Paul Reynolds does certainly NOT represent the views of myself or my colleagues. We have never had any engagement with him in his role as "adjunct director". That role seems to be entirely about Carnaby's vision for a digital experience on the ground floor of the new building. Some of his misconceptions need to be corrected.
1.Our concerns are with the new building and the rushed relocation, not the need to make the collections more available by digital means. We all strongly support that, But we don't need an ugly new building to do it
2. It is uncertain how much new collection space will be provided but it is at the most an extra 10 years. Are we going to spend $70m on another building when that space gets used up?

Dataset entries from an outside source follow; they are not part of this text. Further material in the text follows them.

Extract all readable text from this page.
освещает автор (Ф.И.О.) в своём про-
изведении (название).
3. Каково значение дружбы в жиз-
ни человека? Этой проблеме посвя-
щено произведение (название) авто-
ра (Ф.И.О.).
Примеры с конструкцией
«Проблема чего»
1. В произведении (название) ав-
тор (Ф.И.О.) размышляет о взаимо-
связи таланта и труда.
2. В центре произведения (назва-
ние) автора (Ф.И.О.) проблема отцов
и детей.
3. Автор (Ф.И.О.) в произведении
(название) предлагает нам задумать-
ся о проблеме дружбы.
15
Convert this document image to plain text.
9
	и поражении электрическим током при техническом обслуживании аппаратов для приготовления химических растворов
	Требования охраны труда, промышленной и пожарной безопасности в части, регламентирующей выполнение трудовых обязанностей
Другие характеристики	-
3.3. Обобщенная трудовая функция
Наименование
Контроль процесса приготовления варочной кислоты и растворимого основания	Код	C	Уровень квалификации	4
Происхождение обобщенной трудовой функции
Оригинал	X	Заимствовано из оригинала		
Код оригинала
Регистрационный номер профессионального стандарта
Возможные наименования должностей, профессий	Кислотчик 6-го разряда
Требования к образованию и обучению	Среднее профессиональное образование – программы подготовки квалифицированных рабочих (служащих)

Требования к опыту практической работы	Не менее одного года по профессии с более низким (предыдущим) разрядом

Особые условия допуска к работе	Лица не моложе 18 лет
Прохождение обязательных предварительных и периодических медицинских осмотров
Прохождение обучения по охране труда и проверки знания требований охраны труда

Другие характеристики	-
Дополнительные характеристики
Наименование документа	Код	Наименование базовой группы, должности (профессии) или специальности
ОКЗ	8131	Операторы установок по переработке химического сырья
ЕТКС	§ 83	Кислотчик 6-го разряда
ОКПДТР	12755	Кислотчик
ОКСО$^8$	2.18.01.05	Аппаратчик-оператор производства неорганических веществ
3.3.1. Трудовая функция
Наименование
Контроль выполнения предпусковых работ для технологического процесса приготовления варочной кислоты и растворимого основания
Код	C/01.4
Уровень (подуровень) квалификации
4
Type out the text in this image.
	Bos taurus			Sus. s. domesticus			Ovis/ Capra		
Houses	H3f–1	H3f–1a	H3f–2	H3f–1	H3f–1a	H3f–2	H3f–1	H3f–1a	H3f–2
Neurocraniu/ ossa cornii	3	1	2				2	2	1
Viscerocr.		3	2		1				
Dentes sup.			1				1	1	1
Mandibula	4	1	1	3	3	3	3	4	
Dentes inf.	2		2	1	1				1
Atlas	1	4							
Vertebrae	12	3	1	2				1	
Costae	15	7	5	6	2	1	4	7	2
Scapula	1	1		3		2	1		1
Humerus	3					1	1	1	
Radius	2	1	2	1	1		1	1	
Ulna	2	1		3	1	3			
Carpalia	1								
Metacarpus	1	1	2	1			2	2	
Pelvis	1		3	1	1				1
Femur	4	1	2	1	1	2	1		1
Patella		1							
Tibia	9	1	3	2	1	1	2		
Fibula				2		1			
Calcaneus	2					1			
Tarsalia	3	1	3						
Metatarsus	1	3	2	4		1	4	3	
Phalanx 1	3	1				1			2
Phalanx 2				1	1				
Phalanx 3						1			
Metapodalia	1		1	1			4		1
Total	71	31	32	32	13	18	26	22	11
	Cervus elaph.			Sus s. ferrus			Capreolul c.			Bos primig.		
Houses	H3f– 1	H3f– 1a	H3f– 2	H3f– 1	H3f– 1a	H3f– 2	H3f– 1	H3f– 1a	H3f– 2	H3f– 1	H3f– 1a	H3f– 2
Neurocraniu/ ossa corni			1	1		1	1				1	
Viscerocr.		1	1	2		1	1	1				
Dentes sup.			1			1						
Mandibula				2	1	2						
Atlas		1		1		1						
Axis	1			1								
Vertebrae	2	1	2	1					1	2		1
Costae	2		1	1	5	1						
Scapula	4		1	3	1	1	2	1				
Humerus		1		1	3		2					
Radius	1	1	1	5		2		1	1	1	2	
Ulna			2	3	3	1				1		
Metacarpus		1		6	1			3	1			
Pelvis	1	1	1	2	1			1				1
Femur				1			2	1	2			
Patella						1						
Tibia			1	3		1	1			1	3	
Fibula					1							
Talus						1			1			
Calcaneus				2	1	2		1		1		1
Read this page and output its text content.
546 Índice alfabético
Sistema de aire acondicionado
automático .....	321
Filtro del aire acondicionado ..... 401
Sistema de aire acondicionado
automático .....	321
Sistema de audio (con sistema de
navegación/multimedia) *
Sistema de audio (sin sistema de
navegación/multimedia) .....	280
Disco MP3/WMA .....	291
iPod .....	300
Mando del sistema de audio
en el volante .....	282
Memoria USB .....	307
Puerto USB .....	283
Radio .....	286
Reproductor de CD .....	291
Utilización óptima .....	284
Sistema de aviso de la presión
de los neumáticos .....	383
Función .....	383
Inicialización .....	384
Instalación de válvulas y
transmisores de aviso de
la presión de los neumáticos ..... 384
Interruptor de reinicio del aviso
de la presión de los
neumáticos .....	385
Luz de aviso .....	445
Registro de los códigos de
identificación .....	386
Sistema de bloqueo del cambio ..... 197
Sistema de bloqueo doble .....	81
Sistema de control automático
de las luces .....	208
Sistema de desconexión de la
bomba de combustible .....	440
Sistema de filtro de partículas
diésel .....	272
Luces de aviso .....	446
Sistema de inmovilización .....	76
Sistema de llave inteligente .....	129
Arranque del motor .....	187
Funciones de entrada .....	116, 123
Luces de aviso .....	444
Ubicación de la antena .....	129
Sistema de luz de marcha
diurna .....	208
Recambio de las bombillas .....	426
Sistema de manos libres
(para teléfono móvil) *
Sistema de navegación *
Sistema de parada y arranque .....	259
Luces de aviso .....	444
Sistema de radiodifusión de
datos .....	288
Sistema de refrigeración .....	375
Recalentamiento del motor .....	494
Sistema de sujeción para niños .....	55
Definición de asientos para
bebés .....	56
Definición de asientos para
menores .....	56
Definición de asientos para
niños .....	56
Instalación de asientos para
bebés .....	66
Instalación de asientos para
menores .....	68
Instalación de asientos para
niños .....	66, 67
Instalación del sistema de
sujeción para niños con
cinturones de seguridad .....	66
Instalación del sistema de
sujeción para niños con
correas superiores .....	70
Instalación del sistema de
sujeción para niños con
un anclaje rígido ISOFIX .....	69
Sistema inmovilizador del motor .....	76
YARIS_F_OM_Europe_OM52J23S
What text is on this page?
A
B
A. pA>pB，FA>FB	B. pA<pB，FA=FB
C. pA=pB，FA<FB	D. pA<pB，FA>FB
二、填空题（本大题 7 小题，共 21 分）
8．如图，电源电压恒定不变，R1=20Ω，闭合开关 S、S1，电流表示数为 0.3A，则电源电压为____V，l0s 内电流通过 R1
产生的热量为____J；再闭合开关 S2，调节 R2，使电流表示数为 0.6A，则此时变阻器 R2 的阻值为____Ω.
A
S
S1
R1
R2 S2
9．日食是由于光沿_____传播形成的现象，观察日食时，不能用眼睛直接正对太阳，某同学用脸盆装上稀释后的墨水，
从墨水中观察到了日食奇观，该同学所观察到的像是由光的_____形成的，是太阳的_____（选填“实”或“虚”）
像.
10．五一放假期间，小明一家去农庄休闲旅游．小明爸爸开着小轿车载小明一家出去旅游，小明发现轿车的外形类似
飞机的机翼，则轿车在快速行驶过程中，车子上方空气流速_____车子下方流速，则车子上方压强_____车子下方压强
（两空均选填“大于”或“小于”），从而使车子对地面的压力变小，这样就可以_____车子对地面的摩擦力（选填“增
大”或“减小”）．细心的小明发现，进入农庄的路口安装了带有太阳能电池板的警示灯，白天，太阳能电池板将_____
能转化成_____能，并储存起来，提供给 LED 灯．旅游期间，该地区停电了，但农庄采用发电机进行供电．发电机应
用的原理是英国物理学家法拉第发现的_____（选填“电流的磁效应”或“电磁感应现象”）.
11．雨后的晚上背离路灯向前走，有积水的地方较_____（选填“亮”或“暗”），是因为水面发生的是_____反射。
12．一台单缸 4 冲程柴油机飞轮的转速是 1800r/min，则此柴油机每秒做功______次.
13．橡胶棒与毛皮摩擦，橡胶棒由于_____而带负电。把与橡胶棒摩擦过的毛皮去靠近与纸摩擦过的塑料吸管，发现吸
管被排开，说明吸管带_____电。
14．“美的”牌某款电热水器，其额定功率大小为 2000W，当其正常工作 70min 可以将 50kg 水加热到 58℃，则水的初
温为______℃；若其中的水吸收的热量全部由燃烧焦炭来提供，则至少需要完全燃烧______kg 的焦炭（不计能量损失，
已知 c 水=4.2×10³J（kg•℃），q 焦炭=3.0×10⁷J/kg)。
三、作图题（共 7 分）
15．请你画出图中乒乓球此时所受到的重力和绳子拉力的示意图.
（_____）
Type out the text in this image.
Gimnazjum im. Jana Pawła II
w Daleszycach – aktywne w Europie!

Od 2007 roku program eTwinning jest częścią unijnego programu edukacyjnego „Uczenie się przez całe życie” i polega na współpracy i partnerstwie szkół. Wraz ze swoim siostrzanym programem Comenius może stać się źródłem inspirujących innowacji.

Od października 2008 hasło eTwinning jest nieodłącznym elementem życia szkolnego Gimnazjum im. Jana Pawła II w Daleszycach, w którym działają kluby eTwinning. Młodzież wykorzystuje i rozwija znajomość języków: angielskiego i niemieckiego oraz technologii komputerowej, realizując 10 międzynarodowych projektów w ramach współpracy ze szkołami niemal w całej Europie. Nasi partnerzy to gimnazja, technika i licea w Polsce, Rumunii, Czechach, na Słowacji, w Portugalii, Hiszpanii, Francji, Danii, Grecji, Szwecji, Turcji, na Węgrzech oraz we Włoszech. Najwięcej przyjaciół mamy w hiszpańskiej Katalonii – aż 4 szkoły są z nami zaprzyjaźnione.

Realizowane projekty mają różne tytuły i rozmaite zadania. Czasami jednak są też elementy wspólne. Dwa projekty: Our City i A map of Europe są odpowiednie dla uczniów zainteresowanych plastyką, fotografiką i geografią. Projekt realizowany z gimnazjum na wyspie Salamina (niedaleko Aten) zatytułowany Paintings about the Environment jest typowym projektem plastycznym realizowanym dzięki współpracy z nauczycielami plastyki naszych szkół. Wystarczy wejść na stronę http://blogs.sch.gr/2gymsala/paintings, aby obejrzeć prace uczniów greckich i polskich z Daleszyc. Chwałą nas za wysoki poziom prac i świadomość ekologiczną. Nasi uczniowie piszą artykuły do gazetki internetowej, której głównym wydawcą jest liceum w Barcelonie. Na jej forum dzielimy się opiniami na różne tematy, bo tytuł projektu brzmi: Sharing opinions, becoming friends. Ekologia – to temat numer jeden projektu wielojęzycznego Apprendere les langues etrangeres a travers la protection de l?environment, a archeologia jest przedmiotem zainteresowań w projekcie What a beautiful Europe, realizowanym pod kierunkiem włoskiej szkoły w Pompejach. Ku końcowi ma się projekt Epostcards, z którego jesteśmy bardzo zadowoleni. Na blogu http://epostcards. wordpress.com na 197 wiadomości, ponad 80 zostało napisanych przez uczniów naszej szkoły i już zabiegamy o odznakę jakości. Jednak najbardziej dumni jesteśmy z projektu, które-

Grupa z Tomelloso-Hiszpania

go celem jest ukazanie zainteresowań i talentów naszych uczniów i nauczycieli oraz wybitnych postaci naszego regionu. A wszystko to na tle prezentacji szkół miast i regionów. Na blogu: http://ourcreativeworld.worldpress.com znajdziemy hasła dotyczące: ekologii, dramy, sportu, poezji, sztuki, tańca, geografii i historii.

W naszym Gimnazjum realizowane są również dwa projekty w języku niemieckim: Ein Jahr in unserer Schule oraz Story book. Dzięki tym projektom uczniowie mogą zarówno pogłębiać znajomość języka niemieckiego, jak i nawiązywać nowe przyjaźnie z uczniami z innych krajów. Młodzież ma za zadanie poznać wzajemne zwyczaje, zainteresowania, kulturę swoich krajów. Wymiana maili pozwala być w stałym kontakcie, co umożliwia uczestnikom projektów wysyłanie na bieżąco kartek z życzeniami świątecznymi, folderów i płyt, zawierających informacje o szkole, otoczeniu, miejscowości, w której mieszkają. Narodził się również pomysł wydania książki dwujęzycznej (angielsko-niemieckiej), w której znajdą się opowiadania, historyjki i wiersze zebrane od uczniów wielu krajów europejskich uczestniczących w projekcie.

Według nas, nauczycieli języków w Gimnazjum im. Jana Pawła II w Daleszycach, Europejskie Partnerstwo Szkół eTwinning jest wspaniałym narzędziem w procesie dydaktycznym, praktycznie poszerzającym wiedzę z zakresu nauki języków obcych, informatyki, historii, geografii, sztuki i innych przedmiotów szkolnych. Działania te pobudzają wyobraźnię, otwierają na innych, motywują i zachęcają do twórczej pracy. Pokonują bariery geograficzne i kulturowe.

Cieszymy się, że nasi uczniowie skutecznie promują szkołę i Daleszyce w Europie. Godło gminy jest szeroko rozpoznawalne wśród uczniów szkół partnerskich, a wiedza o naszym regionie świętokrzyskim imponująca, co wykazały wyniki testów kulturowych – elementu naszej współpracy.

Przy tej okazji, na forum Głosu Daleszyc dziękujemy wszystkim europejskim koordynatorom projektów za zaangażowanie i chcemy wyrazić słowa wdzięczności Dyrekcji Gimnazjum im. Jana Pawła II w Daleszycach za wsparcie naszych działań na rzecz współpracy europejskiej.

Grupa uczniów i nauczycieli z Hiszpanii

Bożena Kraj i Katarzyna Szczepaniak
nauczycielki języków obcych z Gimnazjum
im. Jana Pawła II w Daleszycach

You don't need a $70m building for extra collection space. All research libraries eventually find offsite storage for lower use collections.
3. The plant equipment in the current building is getting old - but it can be replaced. Restoring optimum storage conditions does not need a a new building
4. The proposed space for the Turnbull research library is much smaller than the existing areas for researchers. This is mainly because the whole ground floor (apart from the Gallery - which we have already) will now be taken up by Carnaby's digital playland
5. There seems serious doubt if researchers will be able to get the same service as before. The specialist pictorial, manuscripts and oral history areas, for example, are being done away with - everything will be provided from one generic research desk
6. Evidently the plans do not allow for any soundproofing walls between the digtial experiences (such as the kidzone) on the ground floor, and the Turnbull research area now consigned to the first floor mezzanine.
This is all appalling enough. The hectic, last-minute, poorly-planned process of shifting everything out of the building for two and a half years, without any adequate warning to researchers is just as awful. Staff are demoralised by all this. Consultation has been a farce - but we are committed to trying to work through it - to do what we can to maintain the values and services of a great research library.
To which Paul Reynolds has responded as follows:
Interesting - so the anonoymous correspondent who began this thread is a "Turnbull User" because he/she actually works there. This seems an important distinction, and should have perhaps been made clearer at the outset.
But let's move on. As I said in my last post, most of his concerns are for others to pick up. As for his comments about me - again, the tone is more interesting than the substance.
For the record my role is to contribute to the broad reach of projects and ideas that are needed to ensure the NL becomes a first class example of how to use digital and online services as core dimension to all of the NL's activities. And that includes thinking about how best to digital services with the needs of researchers, et al. And if you think that's all rhetoric, then, truly, you don't know me at all!
Anonymous says I don't represent his views or his colleagues.It is hard to know what to say about that. After all, he seems to know who I am. I don't have the same privilege about him. Speaking of irony - curiously, he has more digital privileges than I do. I have no internal access rights, can't see the intranet, nor do I have a National Library e-mail account, or any system or library privileges. I can't even take a book home!
Curiously, I'm around the Wellington Library today if he works there, as opposed to the other three NL buildings in Auckland, Christchurch and Palmerston North, and wants a conversation, why doesn't he tap me on the shoulder and we can have a coffee? Might be a little more civilised than throwing rocks out onto the public square?
Paul Reynolds has suggested that Turnbull User who started this thread and Anonymous are the same person.The Bookman is able to advise him that is not the case.
Anyone else have anything to say on this subject?
PS The whisper around Wellington today is that the Government are about to can the project anyway!